From Pastoral to Political
One more Hindi novel goes waste in trying to proselytize, in trying to turn itself into an idealism.
Three young men sleep under a hundred year old banyan tree, and the tree manifests as a humanoid in the dream of one. It goes on to enumerate the history of the listener's family, conjoining it with the history of the village. 19th century pastoral life in what is today's northern Bihar, rife with superstitions and calamity, is evoked. Feudalism is bashed. Even Hindu tradition is bashed. One likes the novel here, likes its naivete and its simple execution. A passage from the novel will exemplify this:
मनुष्यों की बलि चाहनेवाले यक्ष-गन्धर्व, देव-देवियाँ और ब्रह्म अब बाहर नहीं रह गए -- मोती जिल्दोंवाले पुराने पोथों की बारीक पंक्तियों के अन्दर आज वे नज़रबंद हैं। राजाओं, पुरोहितों, सामंतों और तीर्थकरों की बातों का बढ़ा-चढ़ाकर बखान करनेवाले बहुत सारे विद्वान सुदूर अतीत की उन क्रूर घटनाओं पर अब भी पर्दा डाले हुए हैं; वह उन लोगों के लिए सतयुग है, स्वर्णयुग है ! साधारण जनता का स्वर्णयुग तो अब आने वाला है बेटा !
But then the novels takes a historical turn - it zooms out of the village and acquires a nationalistic tone. India's struggle for independence is given as a crash course. One wonders why one is reading a compression like this one - till one realizes that Nagarjun's desire is to move the entire discussion toward a political ideology. Suddenly the novel becomes disingenuous; it loses its earlier qualities.
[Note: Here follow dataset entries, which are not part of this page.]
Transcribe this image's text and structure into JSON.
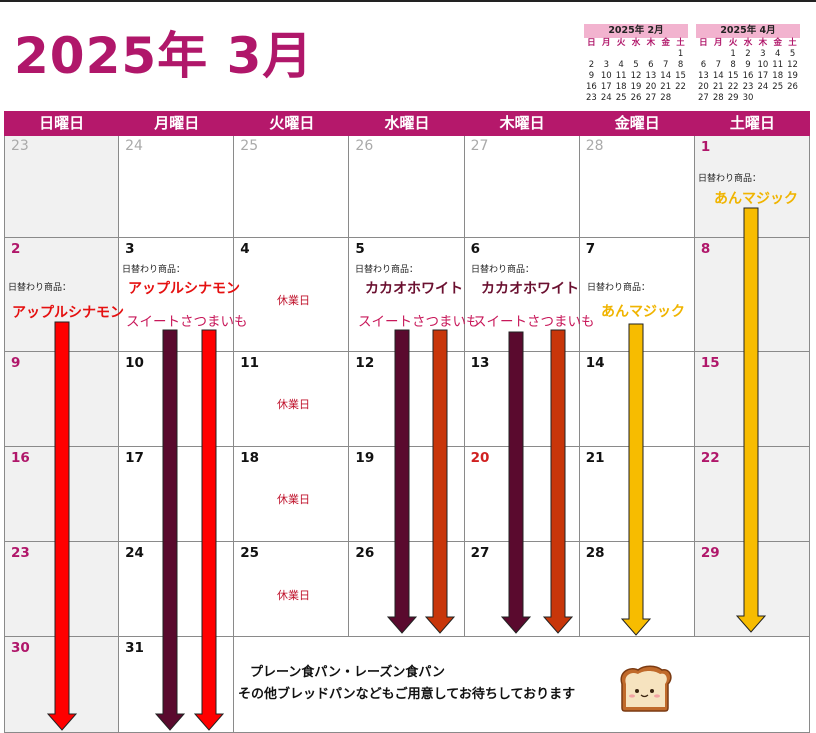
{
  "title": "2025年 3月",
  "mini_calendars": [
    {
      "title": "2025年 2月",
      "weekdays": [
        "日",
        "月",
        "火",
        "水",
        "木",
        "金",
        "土"
      ],
      "days": [
        "",
        "",
        "",
        "",
        "",
        "",
        "1",
        "2",
        "3",
        "4",
        "5",
        "6",
        "7",
        "8",
        "9",
        "10",
        "11",
        "12",
        "13",
        "14",
        "15",
        "16",
        "17",
        "18",
        "19",
        "20",
        "21",
        "22",
        "23",
        "24",
        "25",
        "26",
        "27",
        "28",
        ""
      ]
    },
    {
      "title": "2025年 4月",
      "weekdays": [
        "日",
        "月",
        "火",
        "水",
        "木",
        "金",
        "土"
      ],
      "days": [
        "",
        "",
        "1",
        "2",
        "3",
        "4",
        "5",
        "6",
        "7",
        "8",
        "9",
        "10",
        "11",
        "12",
        "13",
        "14",
        "15",
        "16",
        "17",
        "18",
        "19",
        "20",
        "21",
        "22",
        "23",
        "24",
        "25",
        "26",
        "27",
        "28",
        "29",
        "30",
        "",
        "",
        ""
      ]
    }
  ],
  "weekdays": [
    "日曜日",
    "月曜日",
    "火曜日",
    "水曜日",
    "木曜日",
    "金曜日",
    "土曜日"
  ],
  "weeks": [
    [
      {
        "d": "23",
        "k": "grey"
      },
      {
        "d": "24",
        "k": "grey"
      },
      {
        "d": "25",
        "k": "grey"
      },
      {
        "d": "26",
        "k": "grey"
      },
      {
        "d": "27",
        "k": "grey"
      },
      {
        "d": "28",
        "k": "grey"
      },
      {
        "d": "1",
        "k": "sat"
      }
    ],
    [
      {
        "d": "2",
        "k": "sun"
      },
      {
        "d": "3",
        "k": ""
      },
      {
        "d": "4",
        "k": ""
      },
      {
        "d": "5",
        "k": ""
      },
      {
        "d": "6",
        "k": ""
      },
      {
        "d": "7",
        "k": ""
      },
      {
        "d": "8",
        "k": "sat"
      }
    ],
    [
      {
        "d": "9",
        "k": "sun"
      },
      {
        "d": "10",
        "k": ""
      },
      {
        "d": "11",
        "k": ""
      },
      {
        "d": "12",
        "k": ""
      },
      {
        "d": "13",
        "k": ""
      },
      {
        "d": "14",
        "k": ""
      },
      {
        "d": "15",
        "k": "sat"
      }
    ],
    [
      {
        "d": "16",
        "k": "sun"
      },
      {
        "d": "17",
        "k": ""
      },
      {
        "d": "18",
        "k": ""
      },
      {
        "d": "19",
        "k": ""
      },
      {
        "d": "20",
        "k": "hol"
      },
      {
        "d": "21",
        "k": ""
      },
      {
        "d": "22",
        "k": "sat"
      }
    ],
    [
      {
        "d": "23",
        "k": "sun"
      },
      {
        "d": "24",
        "k": ""
      },
      {
        "d": "25",
        "k": ""
      },
      {
        "d": "26",
        "k": ""
      },
      {
        "d": "27",
        "k": ""
      },
      {
        "d": "28",
        "k": ""
      },
      {
        "d": "29",
        "k": "sat"
      }
    ],
    [
      {
        "d": "30",
        "k": "sun"
      },
      {
        "d": "31",
        "k": ""
      }
    ]
  ],
  "daily_label": "日替わり商品：",
  "closed_label": "休業日",
  "products": {
    "apple_cinnamon": "アップルシナモン",
    "sweet_potato": "スイートさつまいも",
    "cacao_white": "カカオホワイト",
    "an_magic": "あんマジック"
  },
  "footer": {
    "line1": "プレーン食パン・レーズン食パン",
    "line2": "その他ブレッドパンなどもご用意してお待ちしております"
  },
  "colors": {
    "brand": "#b5186b",
    "arrow_red": "#ff0000",
    "arrow_maroon": "#5a0a2e",
    "arrow_orange": "#c8360a",
    "arrow_yellow": "#f7bc00"
  },
  "icons": {
    "bread": "bread-loaf-face-icon"
  }
}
Ultimately the political aim becomes clear. The banyan tree falls in an area that can be understood as a commonly owned area. With the fall of the old-Zamindari system, such lands are also up for grabs in the market. What was public property is on course to become private. The novel thus proposes, as a counter to this post-feudal effect, Socialism through its tool of Socialist Realism. The establishment of pseudo-communist Kisaan Sabhas is posited as a synonym for progress. While there is no real problem in this per se, one has to evaluate it considering the effect it has on the novel - for Nagarjun chose the medium of the novel and not of the essay to say what he had to say. The novel fails, because it wants to do too much. It remains simple throughout, but that innocence that it needed to strengthen its simplicity with, is shed somewhere in the middle. And when that happens, the novel just becomes silly. In the end, the idea of the old banyan tree dying and a new one planted in its place, while meant as a sign of progress, falls flat as bad propaganda.